It seems like we’ve reached a pivotal moment in bridging the gap between complex human communication and computational understanding. Advances in Natural Language Processing (NLP) have spawned innovative platforms such as ChatGPT, which facilitate remarkably natural and seamless human-computer interactions.
At the heart of these NLP breakthroughs is a transformer-based model known for its ‘multi-head attention mechanism’. Zhengyuan Liu, a Lead Research Engineer at A*STAR’s Institute for Infocomm Research (I2R), explained that this works much like how our brain simultaneously processes different types of information—transformers focus on different parts of the input data at the same time, significantly enhancing context understanding and task efficiency.
However, in task-specific modelling like dialogue summarisation, the attention heads are not uniformly used. Liu, alongside A*STAR Senior Principal Scientist, Nancy Chen, developed a novel technique for repurposing these underused heads to infuse new capabilities into transformers and bump up their computational efficiencies.

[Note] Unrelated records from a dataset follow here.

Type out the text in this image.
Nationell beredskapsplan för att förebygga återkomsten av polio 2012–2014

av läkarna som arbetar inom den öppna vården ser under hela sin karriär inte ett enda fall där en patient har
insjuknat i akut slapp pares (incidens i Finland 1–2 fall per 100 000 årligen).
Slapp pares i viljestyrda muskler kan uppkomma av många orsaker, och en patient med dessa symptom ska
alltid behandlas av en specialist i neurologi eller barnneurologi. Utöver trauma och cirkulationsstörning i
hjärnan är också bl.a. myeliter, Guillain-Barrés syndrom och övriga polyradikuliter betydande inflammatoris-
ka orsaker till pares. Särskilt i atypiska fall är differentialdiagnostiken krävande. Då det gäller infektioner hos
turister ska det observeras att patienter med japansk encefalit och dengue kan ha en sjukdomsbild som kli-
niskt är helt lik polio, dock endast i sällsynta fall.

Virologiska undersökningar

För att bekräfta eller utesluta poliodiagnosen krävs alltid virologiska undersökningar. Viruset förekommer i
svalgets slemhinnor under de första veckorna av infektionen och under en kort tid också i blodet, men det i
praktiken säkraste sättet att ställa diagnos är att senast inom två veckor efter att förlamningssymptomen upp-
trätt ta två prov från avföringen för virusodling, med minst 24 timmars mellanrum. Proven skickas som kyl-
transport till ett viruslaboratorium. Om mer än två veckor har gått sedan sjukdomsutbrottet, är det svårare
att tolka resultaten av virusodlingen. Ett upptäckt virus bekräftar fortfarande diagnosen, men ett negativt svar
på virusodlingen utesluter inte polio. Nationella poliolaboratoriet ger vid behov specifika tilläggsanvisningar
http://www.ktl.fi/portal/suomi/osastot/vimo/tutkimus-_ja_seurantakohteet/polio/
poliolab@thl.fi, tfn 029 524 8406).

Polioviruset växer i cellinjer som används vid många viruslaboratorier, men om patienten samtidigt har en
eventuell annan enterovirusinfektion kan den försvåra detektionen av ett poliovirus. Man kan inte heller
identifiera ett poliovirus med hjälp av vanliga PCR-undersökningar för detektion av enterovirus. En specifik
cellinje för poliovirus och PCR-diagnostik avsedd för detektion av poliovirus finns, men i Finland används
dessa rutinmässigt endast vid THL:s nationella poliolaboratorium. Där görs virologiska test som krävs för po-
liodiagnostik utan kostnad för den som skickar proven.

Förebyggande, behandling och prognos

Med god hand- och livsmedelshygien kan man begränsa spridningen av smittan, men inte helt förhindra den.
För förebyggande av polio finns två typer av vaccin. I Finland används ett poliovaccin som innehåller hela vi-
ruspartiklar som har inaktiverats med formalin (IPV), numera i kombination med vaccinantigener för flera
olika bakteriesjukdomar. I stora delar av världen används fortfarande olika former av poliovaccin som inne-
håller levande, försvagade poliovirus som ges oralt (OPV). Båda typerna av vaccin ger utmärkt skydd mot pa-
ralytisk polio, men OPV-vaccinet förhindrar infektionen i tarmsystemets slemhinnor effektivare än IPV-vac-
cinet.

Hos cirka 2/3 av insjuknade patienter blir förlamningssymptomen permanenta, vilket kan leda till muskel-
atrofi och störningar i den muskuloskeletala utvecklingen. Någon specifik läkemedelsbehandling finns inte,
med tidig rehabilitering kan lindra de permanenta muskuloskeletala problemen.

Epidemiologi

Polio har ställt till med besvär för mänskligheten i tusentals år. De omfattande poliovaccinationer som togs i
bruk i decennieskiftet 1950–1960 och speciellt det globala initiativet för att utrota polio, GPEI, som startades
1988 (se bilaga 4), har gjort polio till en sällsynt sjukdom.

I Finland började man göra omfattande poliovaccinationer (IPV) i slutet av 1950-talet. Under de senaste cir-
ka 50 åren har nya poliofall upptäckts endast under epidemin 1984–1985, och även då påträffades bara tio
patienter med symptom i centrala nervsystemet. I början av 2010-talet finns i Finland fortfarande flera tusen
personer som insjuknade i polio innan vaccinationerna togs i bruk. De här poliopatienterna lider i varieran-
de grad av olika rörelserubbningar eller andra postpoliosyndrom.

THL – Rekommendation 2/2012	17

“Redundant attention heads can be replaced with featured weights and it’s much more computationally efficient than introducing additional neural components,” explained Liu.
Their method involved training a base model to identify the attentive parts that were not contributing much during the task of summarising conversations. They then improved these underperforming parts by giving them additional information about how personal named entities in a conversation refer to each other; this helped the model to better understand the flow and context of the dialogue.
The researchers then experimented with a benchmark dataset and found that their enhanced transformer model not only improved upon the base model but also held its own against state-of-the-art models, all while being more computationally economical. Additionally, of the coreference information integration techniques tested, the nearest-neighbour approach proved superior.
In practical terms, this can lead to more effective summarisation of legal documents, medical records or customer service interactions, where both clarity and context are crucial.
“There are many directions that we are exploring,” said Liu, speaking on next steps. These include investigating the effectiveness of attention mechanisms in multiple modalities such as vision, speech and text, as well as improving the accountability of these models, which are crucial for sensitive applications such as healthcare.
The A*STAR-affiliated researchers contributing to this research are from the A*STAR’s Institute for Infocomm Research (I2R).